In the next few weeks, world attention will be diverted to the FIFA World Cup in Qatar. That tiny country of 2.931 million people occupying 11,437 square kilometres was almost suffocated in 2017 by big Saudi Arabia, Egypt and the UAE which gave it thirteen conditions to meet or pack up as a country. This included its shutting down the Aljazeera international television network and Turkish military bases and cutting ties with Iran and specific Islamic militant groups. Defiant Qatar survived the war threats and from this Sunday, will host a football population of over a third of its entire population.

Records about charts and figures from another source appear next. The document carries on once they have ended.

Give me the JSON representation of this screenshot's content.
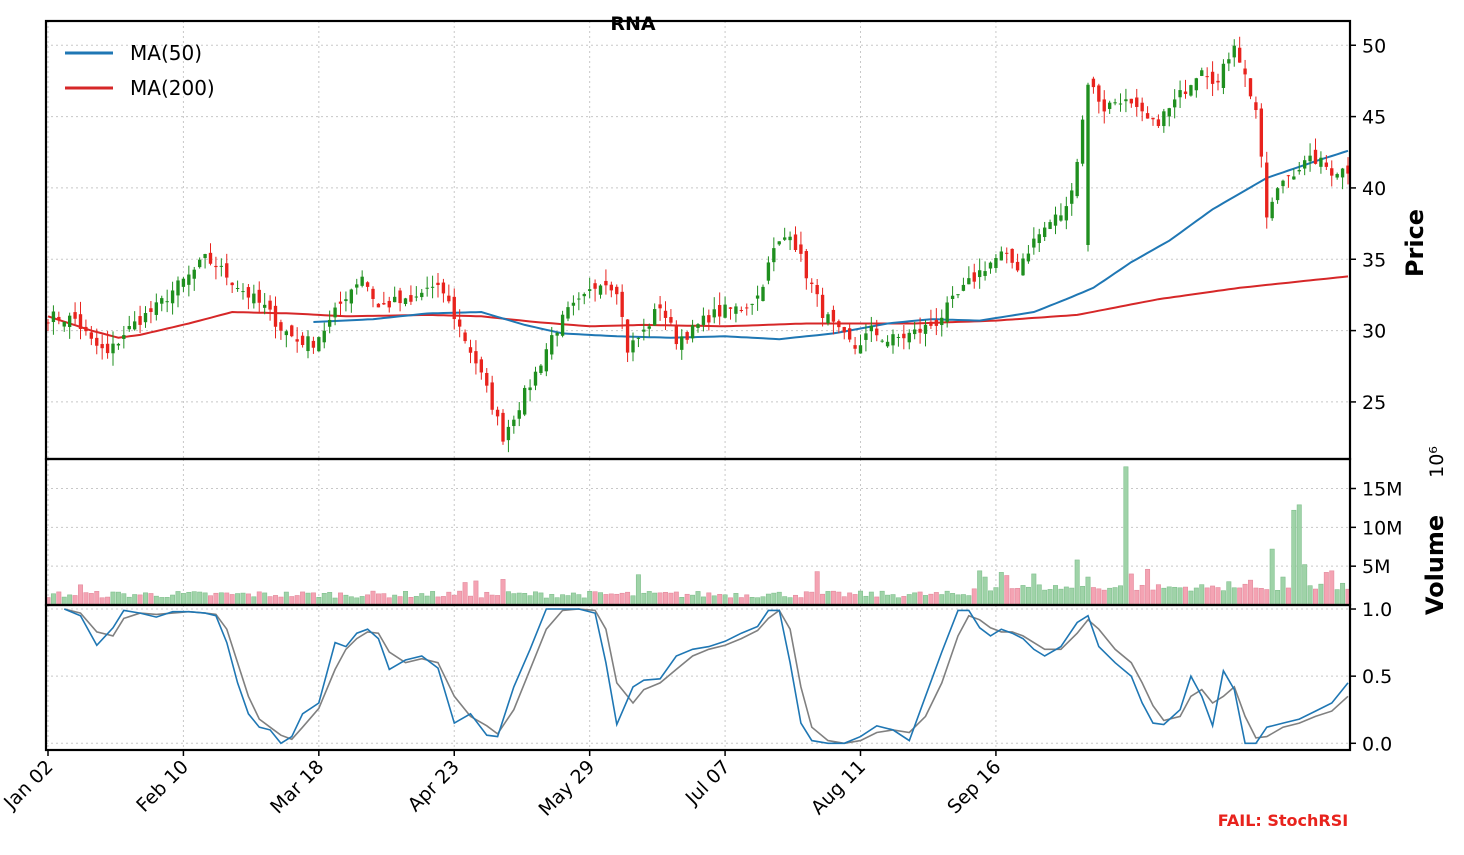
{
  "chart_data": {
    "type": "candlestick",
    "title": "RNA",
    "footer_text": "FAIL: StochRSI",
    "colors": {
      "up": "#1f8f1f",
      "down": "#e8231d",
      "ma50": "#1f77b4",
      "ma200": "#d62728",
      "vol_up": "#9fd3a8",
      "vol_down": "#f4a3b3",
      "stoch_k": "#1f77b4",
      "stoch_d": "#808080",
      "fail": "#e8231d"
    },
    "x_ticks": [
      "Jan 02",
      "Feb 10",
      "Mar 18",
      "Apr 23",
      "May 29",
      "Jul 07",
      "Aug 11",
      "Sep 16"
    ],
    "price_panel": {
      "ylabel": "Price",
      "yticks": [
        25,
        30,
        35,
        40,
        45,
        50
      ],
      "ylim": [
        21,
        51.7
      ],
      "legend": [
        {
          "name": "MA(50)",
          "color": "#1f77b4"
        },
        {
          "name": "MA(200)",
          "color": "#d62728"
        }
      ],
      "legend_position": "top-left",
      "anchors": [
        [
          0,
          31.0
        ],
        [
          5,
          30.8
        ],
        [
          8,
          29.2
        ],
        [
          11,
          28.3
        ],
        [
          14,
          29.8
        ],
        [
          17,
          30.8
        ],
        [
          20,
          31.6
        ],
        [
          23,
          32.8
        ],
        [
          26,
          33.8
        ],
        [
          29,
          35.0
        ],
        [
          31,
          34.6
        ],
        [
          34,
          33.5
        ],
        [
          37,
          32.5
        ],
        [
          40,
          31.6
        ],
        [
          43,
          30.2
        ],
        [
          46,
          29.3
        ],
        [
          49,
          29.2
        ],
        [
          52,
          30.6
        ],
        [
          55,
          32.5
        ],
        [
          58,
          33.9
        ],
        [
          61,
          31.6
        ],
        [
          64,
          32.0
        ],
        [
          67,
          31.9
        ],
        [
          70,
          33.0
        ],
        [
          73,
          32.7
        ],
        [
          76,
          30.2
        ],
        [
          79,
          27.8
        ],
        [
          82,
          24.8
        ],
        [
          84,
          22.6
        ],
        [
          87,
          24.8
        ],
        [
          90,
          27.0
        ],
        [
          93,
          29.6
        ],
        [
          96,
          31.3
        ],
        [
          99,
          32.2
        ],
        [
          102,
          33.6
        ],
        [
          105,
          33.0
        ],
        [
          107,
          28.7
        ],
        [
          110,
          29.9
        ],
        [
          113,
          31.8
        ],
        [
          116,
          29.4
        ],
        [
          119,
          30.0
        ],
        [
          122,
          31.0
        ],
        [
          125,
          31.4
        ],
        [
          128,
          31.6
        ],
        [
          131,
          32.4
        ],
        [
          134,
          35.6
        ],
        [
          137,
          37.0
        ],
        [
          140,
          34.0
        ],
        [
          143,
          31.3
        ],
        [
          146,
          29.8
        ],
        [
          149,
          28.8
        ],
        [
          152,
          30.0
        ],
        [
          155,
          29.3
        ],
        [
          158,
          29.6
        ],
        [
          161,
          30.0
        ],
        [
          164,
          30.6
        ],
        [
          167,
          32.0
        ],
        [
          170,
          33.3
        ],
        [
          173,
          34.5
        ],
        [
          176,
          35.3
        ],
        [
          179,
          34.5
        ],
        [
          182,
          36.3
        ],
        [
          185,
          37.6
        ],
        [
          188,
          38.5
        ],
        [
          190,
          42.0
        ],
        [
          192,
          47.5
        ],
        [
          195,
          45.6
        ],
        [
          198,
          46.3
        ],
        [
          201,
          45.3
        ],
        [
          204,
          44.4
        ],
        [
          207,
          45.5
        ],
        [
          210,
          47.0
        ],
        [
          213,
          48.6
        ],
        [
          216,
          47.3
        ],
        [
          219,
          50.3
        ],
        [
          221,
          47.8
        ],
        [
          223,
          45.5
        ],
        [
          225,
          38.0
        ],
        [
          228,
          40.6
        ],
        [
          231,
          41.5
        ],
        [
          234,
          42.0
        ],
        [
          237,
          41.2
        ],
        [
          240,
          41.3
        ]
      ],
      "ma50_anchors": [
        [
          49,
          30.6
        ],
        [
          60,
          30.8
        ],
        [
          70,
          31.2
        ],
        [
          80,
          31.3
        ],
        [
          88,
          30.4
        ],
        [
          95,
          29.8
        ],
        [
          105,
          29.6
        ],
        [
          115,
          29.5
        ],
        [
          125,
          29.6
        ],
        [
          135,
          29.4
        ],
        [
          145,
          29.8
        ],
        [
          155,
          30.5
        ],
        [
          163,
          30.8
        ],
        [
          172,
          30.7
        ],
        [
          182,
          31.3
        ],
        [
          188,
          32.2
        ],
        [
          193,
          33.0
        ],
        [
          200,
          34.8
        ],
        [
          207,
          36.3
        ],
        [
          215,
          38.5
        ],
        [
          225,
          40.7
        ],
        [
          235,
          42.0
        ],
        [
          240,
          42.6
        ]
      ],
      "ma200_anchors": [
        [
          0,
          31.0
        ],
        [
          8,
          30.0
        ],
        [
          13,
          29.5
        ],
        [
          17,
          29.7
        ],
        [
          26,
          30.5
        ],
        [
          34,
          31.3
        ],
        [
          45,
          31.2
        ],
        [
          55,
          31.0
        ],
        [
          70,
          31.1
        ],
        [
          80,
          31.0
        ],
        [
          90,
          30.6
        ],
        [
          100,
          30.3
        ],
        [
          110,
          30.4
        ],
        [
          125,
          30.3
        ],
        [
          140,
          30.5
        ],
        [
          160,
          30.5
        ],
        [
          175,
          30.7
        ],
        [
          190,
          31.1
        ],
        [
          205,
          32.2
        ],
        [
          220,
          33.0
        ],
        [
          230,
          33.4
        ],
        [
          240,
          33.8
        ]
      ]
    },
    "volume_panel": {
      "ylabel": "Volume",
      "scale_label": "10⁶",
      "yticks": [
        5,
        10,
        15
      ],
      "ytick_labels": [
        "5M",
        "10M",
        "15M"
      ],
      "ylim": [
        0,
        18.8
      ],
      "unit": "millions",
      "spikes": [
        [
          6,
          2.6
        ],
        [
          77,
          2.9
        ],
        [
          79,
          3.1
        ],
        [
          84,
          3.3
        ],
        [
          109,
          3.9
        ],
        [
          142,
          4.3
        ],
        [
          172,
          4.4
        ],
        [
          173,
          3.6
        ],
        [
          176,
          4.2
        ],
        [
          177,
          3.8
        ],
        [
          182,
          4.0
        ],
        [
          190,
          5.8
        ],
        [
          192,
          3.6
        ],
        [
          199,
          17.8
        ],
        [
          200,
          4.0
        ],
        [
          203,
          4.6
        ],
        [
          218,
          3.0
        ],
        [
          222,
          3.2
        ],
        [
          226,
          7.2
        ],
        [
          228,
          3.6
        ],
        [
          230,
          12.2
        ],
        [
          231,
          12.9
        ],
        [
          232,
          5.2
        ],
        [
          236,
          4.2
        ],
        [
          237,
          4.4
        ],
        [
          239,
          2.8
        ]
      ]
    },
    "stoch_panel": {
      "ylabel": "",
      "yticks": [
        0.0,
        0.5,
        1.0
      ],
      "ytick_labels": [
        "0.0",
        "0.5",
        "1.0"
      ],
      "ylim": [
        -0.05,
        1.03
      ],
      "k_anchors": [
        [
          3,
          1.0
        ],
        [
          6,
          0.95
        ],
        [
          9,
          0.73
        ],
        [
          12,
          0.86
        ],
        [
          14,
          0.99
        ],
        [
          17,
          0.97
        ],
        [
          20,
          0.94
        ],
        [
          23,
          0.98
        ],
        [
          26,
          0.98
        ],
        [
          29,
          0.97
        ],
        [
          31,
          0.95
        ],
        [
          33,
          0.75
        ],
        [
          35,
          0.45
        ],
        [
          37,
          0.22
        ],
        [
          39,
          0.12
        ],
        [
          41,
          0.1
        ],
        [
          43,
          0.0
        ],
        [
          45,
          0.05
        ],
        [
          47,
          0.22
        ],
        [
          50,
          0.3
        ],
        [
          53,
          0.75
        ],
        [
          55,
          0.72
        ],
        [
          57,
          0.82
        ],
        [
          59,
          0.85
        ],
        [
          61,
          0.78
        ],
        [
          63,
          0.55
        ],
        [
          66,
          0.62
        ],
        [
          69,
          0.65
        ],
        [
          72,
          0.56
        ],
        [
          75,
          0.15
        ],
        [
          78,
          0.22
        ],
        [
          81,
          0.06
        ],
        [
          83,
          0.05
        ],
        [
          86,
          0.42
        ],
        [
          89,
          0.7
        ],
        [
          92,
          1.0
        ],
        [
          95,
          1.0
        ],
        [
          98,
          1.0
        ],
        [
          101,
          0.97
        ],
        [
          103,
          0.6
        ],
        [
          105,
          0.14
        ],
        [
          108,
          0.42
        ],
        [
          110,
          0.47
        ],
        [
          113,
          0.48
        ],
        [
          116,
          0.65
        ],
        [
          119,
          0.7
        ],
        [
          122,
          0.72
        ],
        [
          125,
          0.76
        ],
        [
          128,
          0.82
        ],
        [
          131,
          0.87
        ],
        [
          133,
          0.99
        ],
        [
          135,
          0.99
        ],
        [
          137,
          0.6
        ],
        [
          139,
          0.15
        ],
        [
          141,
          0.02
        ],
        [
          144,
          0.0
        ],
        [
          147,
          0.0
        ],
        [
          150,
          0.05
        ],
        [
          153,
          0.13
        ],
        [
          156,
          0.1
        ],
        [
          159,
          0.02
        ],
        [
          162,
          0.35
        ],
        [
          165,
          0.68
        ],
        [
          168,
          0.99
        ],
        [
          170,
          0.99
        ],
        [
          172,
          0.86
        ],
        [
          174,
          0.8
        ],
        [
          176,
          0.85
        ],
        [
          178,
          0.82
        ],
        [
          180,
          0.78
        ],
        [
          182,
          0.7
        ],
        [
          184,
          0.65
        ],
        [
          187,
          0.72
        ],
        [
          190,
          0.9
        ],
        [
          192,
          0.95
        ],
        [
          194,
          0.72
        ],
        [
          197,
          0.6
        ],
        [
          200,
          0.5
        ],
        [
          202,
          0.3
        ],
        [
          204,
          0.15
        ],
        [
          206,
          0.14
        ],
        [
          209,
          0.25
        ],
        [
          211,
          0.5
        ],
        [
          213,
          0.35
        ],
        [
          215,
          0.13
        ],
        [
          217,
          0.54
        ],
        [
          219,
          0.4
        ],
        [
          221,
          0.0
        ],
        [
          223,
          0.0
        ],
        [
          225,
          0.12
        ],
        [
          228,
          0.15
        ],
        [
          231,
          0.18
        ],
        [
          234,
          0.24
        ],
        [
          237,
          0.3
        ],
        [
          240,
          0.45
        ]
      ],
      "d_anchors": [
        [
          3,
          1.0
        ],
        [
          6,
          0.97
        ],
        [
          9,
          0.83
        ],
        [
          12,
          0.8
        ],
        [
          14,
          0.93
        ],
        [
          17,
          0.97
        ],
        [
          20,
          0.96
        ],
        [
          23,
          0.97
        ],
        [
          26,
          0.98
        ],
        [
          29,
          0.97
        ],
        [
          31,
          0.96
        ],
        [
          33,
          0.85
        ],
        [
          35,
          0.6
        ],
        [
          37,
          0.35
        ],
        [
          39,
          0.18
        ],
        [
          41,
          0.12
        ],
        [
          43,
          0.06
        ],
        [
          45,
          0.03
        ],
        [
          47,
          0.12
        ],
        [
          50,
          0.26
        ],
        [
          53,
          0.55
        ],
        [
          55,
          0.7
        ],
        [
          57,
          0.78
        ],
        [
          59,
          0.83
        ],
        [
          61,
          0.82
        ],
        [
          63,
          0.68
        ],
        [
          66,
          0.6
        ],
        [
          69,
          0.63
        ],
        [
          72,
          0.6
        ],
        [
          75,
          0.35
        ],
        [
          78,
          0.2
        ],
        [
          81,
          0.13
        ],
        [
          83,
          0.07
        ],
        [
          86,
          0.25
        ],
        [
          89,
          0.55
        ],
        [
          92,
          0.85
        ],
        [
          95,
          0.99
        ],
        [
          98,
          1.0
        ],
        [
          101,
          0.99
        ],
        [
          103,
          0.85
        ],
        [
          105,
          0.45
        ],
        [
          108,
          0.3
        ],
        [
          110,
          0.4
        ],
        [
          113,
          0.45
        ],
        [
          116,
          0.55
        ],
        [
          119,
          0.65
        ],
        [
          122,
          0.7
        ],
        [
          125,
          0.73
        ],
        [
          128,
          0.78
        ],
        [
          131,
          0.84
        ],
        [
          133,
          0.93
        ],
        [
          135,
          0.99
        ],
        [
          137,
          0.85
        ],
        [
          139,
          0.42
        ],
        [
          141,
          0.12
        ],
        [
          144,
          0.02
        ],
        [
          147,
          0.0
        ],
        [
          150,
          0.02
        ],
        [
          153,
          0.08
        ],
        [
          156,
          0.1
        ],
        [
          159,
          0.08
        ],
        [
          162,
          0.2
        ],
        [
          165,
          0.45
        ],
        [
          168,
          0.8
        ],
        [
          170,
          0.95
        ],
        [
          172,
          0.92
        ],
        [
          174,
          0.86
        ],
        [
          176,
          0.83
        ],
        [
          178,
          0.83
        ],
        [
          180,
          0.8
        ],
        [
          182,
          0.75
        ],
        [
          184,
          0.7
        ],
        [
          187,
          0.7
        ],
        [
          190,
          0.82
        ],
        [
          192,
          0.92
        ],
        [
          194,
          0.85
        ],
        [
          197,
          0.7
        ],
        [
          200,
          0.6
        ],
        [
          202,
          0.45
        ],
        [
          204,
          0.28
        ],
        [
          206,
          0.17
        ],
        [
          209,
          0.2
        ],
        [
          211,
          0.35
        ],
        [
          213,
          0.4
        ],
        [
          215,
          0.3
        ],
        [
          217,
          0.35
        ],
        [
          219,
          0.42
        ],
        [
          221,
          0.2
        ],
        [
          223,
          0.04
        ],
        [
          225,
          0.05
        ],
        [
          228,
          0.12
        ],
        [
          231,
          0.15
        ],
        [
          234,
          0.2
        ],
        [
          237,
          0.24
        ],
        [
          240,
          0.35
        ]
      ]
    }
  }
}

The field of play will be the war zone with attackers from various countries facing defenders. Although no physical missiles will be fired, but the US which is testing its javelin weapons in the Ukrainian War and Iran which is testing its military drones in the same war, are squaring up in the field of Qatar on Tuesday, November 29, 2022. Football and politics might mix. Since there are few leaders of substance in the world, troubled humanity would continue its unproductive conflicts after the entertainment in Qatar.
- Owei Lakemfa is a journalist, labour and social rights activist and host of Diplomatic Hour, Citizen FM, Abuja.